Devlete seslenen Hatipoğlu, "Ey devlet öyle bir akıl ortaya koy ki, o akıl gelip bu bataklığı kurutsun. Bu durumu sorun olmaktan çıkarsın. Türkiye'de Kürtleri sorun haline getirmek için tam 60 yıldır herkes mücadele veriyor. Maalesef devlet kimi uygulamalarıyla da bunu zemin hazırlamıştır. Ey devlet, gel bu bataklığı kurut" ifadelerini kullandı.
Teröristle mücadelenin devletin güvenlik güçleriyle, terörizmle mücadelenin ise devletin bütün kurumlarıyla eşgüdümlü yapılması gerektiğini vurgulayan Hatipoğlu, "Bütün anayasal kuruluşlar, Türkiye'deki STK'lar, siyasi partiler, aydınlar, üniversiteler hepsinin ortak işbirliğiyle terörizmle mücadelede biz başarıya ulaşabiliriz. Yani siyaset kanallarını açık tutmamız lazım." şeklinde konuştu.

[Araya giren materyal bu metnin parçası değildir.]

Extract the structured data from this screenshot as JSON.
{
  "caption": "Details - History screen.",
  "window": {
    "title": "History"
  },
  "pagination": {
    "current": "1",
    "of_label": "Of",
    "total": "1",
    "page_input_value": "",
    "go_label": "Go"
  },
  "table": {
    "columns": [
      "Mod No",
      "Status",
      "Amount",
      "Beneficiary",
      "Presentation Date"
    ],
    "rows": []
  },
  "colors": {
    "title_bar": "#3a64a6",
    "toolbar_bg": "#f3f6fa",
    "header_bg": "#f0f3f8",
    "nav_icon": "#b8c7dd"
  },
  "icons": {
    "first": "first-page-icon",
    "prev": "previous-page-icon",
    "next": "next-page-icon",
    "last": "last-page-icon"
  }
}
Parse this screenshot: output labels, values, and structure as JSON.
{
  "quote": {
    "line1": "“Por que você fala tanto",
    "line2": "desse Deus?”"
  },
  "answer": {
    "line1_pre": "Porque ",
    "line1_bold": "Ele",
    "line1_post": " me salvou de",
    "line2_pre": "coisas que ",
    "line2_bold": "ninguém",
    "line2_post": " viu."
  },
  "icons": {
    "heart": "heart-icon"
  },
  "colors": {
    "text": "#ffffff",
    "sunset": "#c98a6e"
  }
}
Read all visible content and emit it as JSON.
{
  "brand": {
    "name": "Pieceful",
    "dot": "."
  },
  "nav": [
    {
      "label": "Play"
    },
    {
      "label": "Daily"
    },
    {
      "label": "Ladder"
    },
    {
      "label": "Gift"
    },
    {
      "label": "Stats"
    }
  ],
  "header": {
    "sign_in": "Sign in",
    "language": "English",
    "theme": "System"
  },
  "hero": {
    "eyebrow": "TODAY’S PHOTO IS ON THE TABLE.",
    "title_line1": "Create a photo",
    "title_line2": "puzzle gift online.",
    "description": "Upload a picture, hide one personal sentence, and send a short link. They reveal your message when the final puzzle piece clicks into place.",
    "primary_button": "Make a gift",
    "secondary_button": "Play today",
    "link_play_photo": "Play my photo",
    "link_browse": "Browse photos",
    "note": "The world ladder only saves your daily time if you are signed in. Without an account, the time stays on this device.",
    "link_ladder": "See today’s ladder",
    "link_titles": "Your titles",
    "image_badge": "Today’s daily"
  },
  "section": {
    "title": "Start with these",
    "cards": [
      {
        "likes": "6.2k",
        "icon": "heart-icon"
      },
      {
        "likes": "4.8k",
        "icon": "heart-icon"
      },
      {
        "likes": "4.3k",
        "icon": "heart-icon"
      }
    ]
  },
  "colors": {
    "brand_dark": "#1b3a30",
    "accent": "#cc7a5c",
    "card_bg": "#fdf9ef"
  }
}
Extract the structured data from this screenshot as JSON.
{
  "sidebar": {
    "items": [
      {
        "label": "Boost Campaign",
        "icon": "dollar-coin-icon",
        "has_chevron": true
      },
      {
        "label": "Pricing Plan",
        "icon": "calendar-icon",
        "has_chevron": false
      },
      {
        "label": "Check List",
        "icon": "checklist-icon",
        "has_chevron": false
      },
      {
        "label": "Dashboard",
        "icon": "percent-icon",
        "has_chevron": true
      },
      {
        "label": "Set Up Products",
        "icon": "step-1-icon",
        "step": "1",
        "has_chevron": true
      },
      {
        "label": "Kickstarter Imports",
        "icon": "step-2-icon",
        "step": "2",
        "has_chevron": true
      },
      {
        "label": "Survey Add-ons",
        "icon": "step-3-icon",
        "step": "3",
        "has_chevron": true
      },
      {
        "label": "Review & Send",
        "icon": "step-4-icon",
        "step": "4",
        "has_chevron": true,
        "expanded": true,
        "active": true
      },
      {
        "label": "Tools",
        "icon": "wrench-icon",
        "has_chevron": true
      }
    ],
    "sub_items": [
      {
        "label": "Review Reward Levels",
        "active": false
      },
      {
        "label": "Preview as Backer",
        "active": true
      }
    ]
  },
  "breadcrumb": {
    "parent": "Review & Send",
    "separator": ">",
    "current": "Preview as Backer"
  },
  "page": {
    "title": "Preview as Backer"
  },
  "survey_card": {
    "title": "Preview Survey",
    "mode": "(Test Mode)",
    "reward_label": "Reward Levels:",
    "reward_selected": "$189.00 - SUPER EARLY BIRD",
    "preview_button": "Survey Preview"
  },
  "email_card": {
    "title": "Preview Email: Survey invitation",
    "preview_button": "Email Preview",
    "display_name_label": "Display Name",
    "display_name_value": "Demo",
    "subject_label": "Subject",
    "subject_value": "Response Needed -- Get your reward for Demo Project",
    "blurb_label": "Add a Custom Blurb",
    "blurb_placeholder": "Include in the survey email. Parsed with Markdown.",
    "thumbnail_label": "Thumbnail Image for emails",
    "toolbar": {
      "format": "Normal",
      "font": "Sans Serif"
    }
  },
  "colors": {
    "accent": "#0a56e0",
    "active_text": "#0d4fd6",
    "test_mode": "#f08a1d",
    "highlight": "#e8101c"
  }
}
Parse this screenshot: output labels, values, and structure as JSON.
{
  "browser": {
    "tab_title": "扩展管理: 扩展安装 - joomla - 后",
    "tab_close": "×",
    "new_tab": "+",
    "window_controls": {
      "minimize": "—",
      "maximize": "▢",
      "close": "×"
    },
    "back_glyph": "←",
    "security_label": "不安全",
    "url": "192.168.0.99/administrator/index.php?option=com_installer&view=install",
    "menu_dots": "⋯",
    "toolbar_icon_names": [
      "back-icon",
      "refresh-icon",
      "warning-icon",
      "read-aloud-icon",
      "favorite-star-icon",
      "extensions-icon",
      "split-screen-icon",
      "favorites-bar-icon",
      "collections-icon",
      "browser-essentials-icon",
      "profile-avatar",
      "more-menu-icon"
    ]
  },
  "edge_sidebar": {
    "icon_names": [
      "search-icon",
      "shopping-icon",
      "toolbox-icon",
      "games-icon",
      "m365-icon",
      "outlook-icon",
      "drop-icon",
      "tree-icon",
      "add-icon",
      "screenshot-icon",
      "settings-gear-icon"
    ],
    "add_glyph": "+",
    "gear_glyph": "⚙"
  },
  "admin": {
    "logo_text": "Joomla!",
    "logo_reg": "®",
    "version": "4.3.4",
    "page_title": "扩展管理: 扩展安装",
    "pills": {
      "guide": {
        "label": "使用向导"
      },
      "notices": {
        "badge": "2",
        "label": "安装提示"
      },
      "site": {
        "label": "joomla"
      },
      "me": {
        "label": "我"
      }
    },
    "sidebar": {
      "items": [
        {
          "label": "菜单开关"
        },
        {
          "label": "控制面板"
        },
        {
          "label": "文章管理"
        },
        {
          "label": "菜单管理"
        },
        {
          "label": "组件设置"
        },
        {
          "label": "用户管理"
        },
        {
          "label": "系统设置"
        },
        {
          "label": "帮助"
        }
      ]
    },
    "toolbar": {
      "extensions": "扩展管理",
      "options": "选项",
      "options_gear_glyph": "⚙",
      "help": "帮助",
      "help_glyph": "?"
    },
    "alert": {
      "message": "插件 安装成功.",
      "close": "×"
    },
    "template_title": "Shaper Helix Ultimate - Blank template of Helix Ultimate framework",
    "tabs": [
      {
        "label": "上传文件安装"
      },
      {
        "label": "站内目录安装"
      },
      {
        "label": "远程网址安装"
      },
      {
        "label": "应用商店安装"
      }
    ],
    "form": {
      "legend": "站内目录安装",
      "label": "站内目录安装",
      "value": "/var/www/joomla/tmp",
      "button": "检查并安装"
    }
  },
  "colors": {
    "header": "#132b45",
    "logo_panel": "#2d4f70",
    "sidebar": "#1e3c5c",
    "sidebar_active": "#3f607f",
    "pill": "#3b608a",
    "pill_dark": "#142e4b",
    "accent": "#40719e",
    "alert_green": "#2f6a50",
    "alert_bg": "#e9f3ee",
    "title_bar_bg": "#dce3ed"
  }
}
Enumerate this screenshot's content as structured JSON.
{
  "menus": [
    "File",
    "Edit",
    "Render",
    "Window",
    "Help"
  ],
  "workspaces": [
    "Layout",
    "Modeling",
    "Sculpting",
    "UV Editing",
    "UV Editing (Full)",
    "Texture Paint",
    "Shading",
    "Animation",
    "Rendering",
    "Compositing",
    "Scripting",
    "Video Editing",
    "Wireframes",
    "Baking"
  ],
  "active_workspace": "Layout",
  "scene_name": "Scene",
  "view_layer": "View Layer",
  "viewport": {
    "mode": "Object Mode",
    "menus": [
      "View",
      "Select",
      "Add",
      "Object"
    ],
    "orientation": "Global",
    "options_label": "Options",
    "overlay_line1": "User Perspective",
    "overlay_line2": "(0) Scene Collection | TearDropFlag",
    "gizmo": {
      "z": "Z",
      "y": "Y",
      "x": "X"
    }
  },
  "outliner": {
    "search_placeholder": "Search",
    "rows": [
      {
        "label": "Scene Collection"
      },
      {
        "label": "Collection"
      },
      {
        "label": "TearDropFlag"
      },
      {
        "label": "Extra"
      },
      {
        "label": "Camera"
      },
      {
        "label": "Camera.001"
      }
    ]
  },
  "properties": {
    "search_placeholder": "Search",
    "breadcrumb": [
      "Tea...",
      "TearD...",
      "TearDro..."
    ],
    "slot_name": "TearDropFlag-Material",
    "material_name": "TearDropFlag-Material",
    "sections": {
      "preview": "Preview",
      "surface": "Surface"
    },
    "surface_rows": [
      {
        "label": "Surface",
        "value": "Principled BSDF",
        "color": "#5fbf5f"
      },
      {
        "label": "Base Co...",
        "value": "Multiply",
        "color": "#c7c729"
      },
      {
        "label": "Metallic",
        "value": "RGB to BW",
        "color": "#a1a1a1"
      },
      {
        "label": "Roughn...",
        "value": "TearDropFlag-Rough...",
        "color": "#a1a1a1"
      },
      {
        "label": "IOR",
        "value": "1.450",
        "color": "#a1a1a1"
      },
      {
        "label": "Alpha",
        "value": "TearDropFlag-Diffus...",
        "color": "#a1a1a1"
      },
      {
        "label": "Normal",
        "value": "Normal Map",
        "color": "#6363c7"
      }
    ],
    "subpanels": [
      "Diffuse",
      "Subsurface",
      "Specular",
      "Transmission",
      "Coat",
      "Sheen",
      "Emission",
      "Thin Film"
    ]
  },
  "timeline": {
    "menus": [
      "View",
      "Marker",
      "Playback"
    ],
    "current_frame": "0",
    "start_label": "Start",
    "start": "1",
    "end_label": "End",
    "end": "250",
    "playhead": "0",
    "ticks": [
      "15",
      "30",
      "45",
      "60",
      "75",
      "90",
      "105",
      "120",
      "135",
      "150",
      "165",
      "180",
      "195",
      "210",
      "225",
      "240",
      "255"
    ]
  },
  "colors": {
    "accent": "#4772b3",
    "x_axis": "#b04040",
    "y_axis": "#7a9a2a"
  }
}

"Türkiye'de etnik bir Kürt sorunu yok"
Oy alamadığı için HDP'den şikayetçi olanların daha akıllı politikalar uygulaması gerektiğini dile getiren Hatipoğlu şöyle devam etti: "Bakın Kürt sorunu dedikleri Kürt meselesiyle ilgili 4 tane kitabı, en az 500 makalesi olan bir adam olarak şunları söylüyorum: Türkiye'de etnik bir Kürt sorunu yok. Türkiye'de psikolojik bir sorun var. O sorun ortadan kaldırmak da, takınılacak tavırlara atılacak adımlara bağlıdır. Anlatmaya çalıştığım bu ve Kürtler'e 'Sizin partiniz HDP'dir' demeyin. Yani orayı adres göstermeyin benim deyin. Bu çözüm süreci konuşulduğunda o bölgede AK Parti'nin milletvekili sayısı HDP'nin vekil sayısından daha fazlaydı. Kendi vekillerine otur konuş. Türkiye'nin bütünlüğünden yana olan partilerin vekilleriyle bu işi müzakere et."